The Ladue School Board continued its dialogue on school safety at the regular monthly district workshop meeting, and among the ideas discussed was putting police sub-stations in schools.
Rich Wooten, Ladue’s chief of police, was among those at the workshop meeting; he said the idea of sub-stations might work.
The Ladue district is also considering hiring a security consulting firm. Fees would range anyway from $12,000 to $15,000 for one year of service.
On Jan. 31, Jason Buckner of the district and five other district employees attended a county school safety meeting for law enforcement. Buckner reviewed the highlights of the meeting with the school board members.

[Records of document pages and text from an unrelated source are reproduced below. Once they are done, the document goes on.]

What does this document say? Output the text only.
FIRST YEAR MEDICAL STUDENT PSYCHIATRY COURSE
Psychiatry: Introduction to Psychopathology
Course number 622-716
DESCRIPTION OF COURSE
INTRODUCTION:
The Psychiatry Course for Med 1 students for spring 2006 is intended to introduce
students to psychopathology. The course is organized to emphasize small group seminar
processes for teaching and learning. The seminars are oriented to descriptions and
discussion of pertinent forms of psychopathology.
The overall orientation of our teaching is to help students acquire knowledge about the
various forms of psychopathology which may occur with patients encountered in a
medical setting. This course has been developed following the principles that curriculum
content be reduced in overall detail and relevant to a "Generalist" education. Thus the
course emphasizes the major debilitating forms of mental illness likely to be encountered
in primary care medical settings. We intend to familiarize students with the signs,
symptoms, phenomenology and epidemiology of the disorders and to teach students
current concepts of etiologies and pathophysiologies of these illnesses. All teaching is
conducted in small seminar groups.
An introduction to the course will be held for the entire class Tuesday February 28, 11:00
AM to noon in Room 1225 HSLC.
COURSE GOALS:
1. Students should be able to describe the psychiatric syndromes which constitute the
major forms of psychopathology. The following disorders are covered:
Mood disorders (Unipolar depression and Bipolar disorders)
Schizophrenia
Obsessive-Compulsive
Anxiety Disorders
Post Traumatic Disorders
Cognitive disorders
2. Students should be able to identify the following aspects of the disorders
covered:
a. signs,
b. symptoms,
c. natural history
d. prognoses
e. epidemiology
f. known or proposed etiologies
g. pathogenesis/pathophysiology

These were some of the highlights of the discussion:
- There is no single answer to an active shooter situation
- If a shooter does not care about his/her own life, then shootings cannot be prevented
- Some tax money may have to be set aside to beef up building security
The Ladue district is looking for ways to increase the security and safety at all of its district buildings, by improving the following:
- Fence building perimeters
- Create one way in and out of buildings
- Hire more resource officers and train secondary officers
- Do a better job of identifying young people with mental illnesses
- Install hallway security gates
- Put numbers on inside doors
- Create police sub stations in the schools
Chief Wooten said the sub station idea might work.
Wooten, who has been in law enforcement for 28 years, 3 1/2 with Ladue says sub stations are typically in high crime areas like stores and super markets.
Board member Stacy Washington dealt with various aspects of the report.
"As a parent and a board member, we know where we are, but now we need to know where we are going (with safety)," she said. "Our current budgets are probably not friendly in the area of having resource officers at all of our schools. I like the idea of establishing sub-stations at each school," said Washington.
By this, the district would dedicate office space where officers from local police departments could drop by from time to time to do work, and create an overall presence at those buildings.
"There are a number of things we can do to be smarter when it comes to school safety," said Washington.